© Josep Ros. Con la tecnología de Blogger.

En casa del herrero cuchara de palo.

Pues sí, soy un castañón, lo reconozco. Como cualquier otro humano meto unas cagaditas impresionantes. He aquí que tenía que instalar mi equipo desde cero. Finalmente tuve el tiempo, los medios y las ganas (no siempre se dispone de todo en el mismo espacio temporal...) Me imprimí la versión 1.1 del procedimiento de planchado de mi equipo y me puse manos a la obra.
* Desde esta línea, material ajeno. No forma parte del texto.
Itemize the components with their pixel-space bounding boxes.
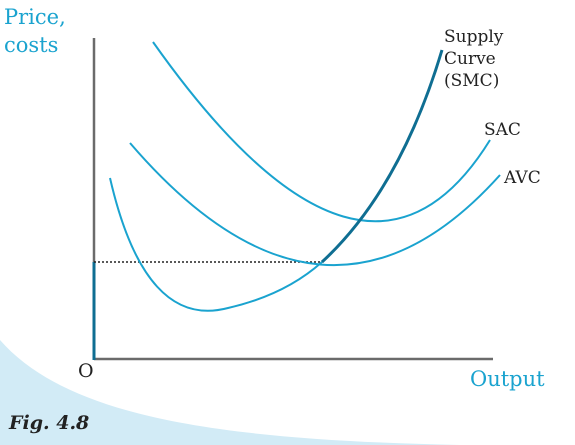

Había un problema con un controlador de mi portátil Latitude D800. Para salir de dudas me instalé un programa muy guapo que se llama Driver Detective. Efectivamente hay un montón de controladores que no estaban actualizados. Me puse a descargarlos y finalmente se me atragantó el puñetero driver del USB 2.0. Hay que joderse para no caerse. Me descargué un controlador equivocado de un dispositivo flash y tras 20 advertencias a las que contesté que yes que sí que ja, que cagontó... empezó a formatearse mi maravilloso disco duro USB de 250GB Lacie.

!!Tierra trágame!! Esto es lo que jamás pensé que me iba a suceder... ¿Porqué a mí? Esto es cosa del Aznar, seguro...

Pues efectivamente era cierto. Mi disco duro formateado en un 15%, lo que, como sabéis, significa que se fue todo al garito...


Y ahora ¿Qué hago? ¿Llamo a los Mossos d'Esquadra? Podría decirles que dentro del disco tenía una prueba irrefutable de que hay gripe aviar por estas lares y así seguro que me recuperarían los datos ;-)

Lo primero que se me ocurrió fue mirar el contenido del disco... La unidad L: estaba allí pero nada más.


La unidad seleccionada no tiene formato. ¿Desea usted formatearla ahora?

Joder y yo sin morcillitas de cebolla cerca que me dieran ese punto de inspiración divina necesaria para acometer tan grande proyecto. Algún día ya se me había ocurrido pensar qué sucedería si perdía todo lo que tenía en el disco y por ese motivo me compré otro. Genial lo tenía duplicado, pero claro, tempus fugit y esas cosas el disco de backup se había desactualizado un mes aproximadamente, lo que significa una eternidad con mi ritmo de trabajo de las últimas semanas.




















Lo siguiente que se me ocurrió pensar fue buscar alguna utilidad de recuperación de disco. Sabía que existían pero eran algo así como las leyendas urbanas. Las primeras búsquedas fueron, faltaría más, desalentadoras. Murphy estaba allí para dar por el protocolo. Tras unos largos minutos de desespera conseguí dar con un programa llamado Stellar Phoenix. Lo instalé y ¡¡¡maravilla de las maravillas!!! me reconocía la partición y los archivos que habían dentro: Todos!!!

Bueno eso está muy bien. Ahora vamos a ver si es broma o qué. Venga, ¡¡¡Recuperar!!! No, esto es una demo y bla-bla-bla. Joer y yo con estos pelos.

¿Y ahora qué hago? Me corto las venas o me las dejo largas... Cagontoloquesemenea!!

Por suerte me acordé de que mi amigo Félix lo había comprado y finalmente tuvo el asunto un final feliz y pude recuperar todos los archivos. La velocidad de recuperación es lenta, a pesar de ser un bus USB 2.0 y pide recuperarse (necesariamente) en otro dísco. Bueno pues poco a poco, de 80 en 80 GB. Biennnnnnn!!!!!!!!! Oleeeeeeeeeeee!!!!!! Todo recuperado!!!! Olé Olé y Olé!!!!

Esta herramienta pasa, pues, a englosar mi caja de herramientas, junto con otras joyas como Symantec LiveState Recovery y similares. Os la recomiendo, es una maravilla.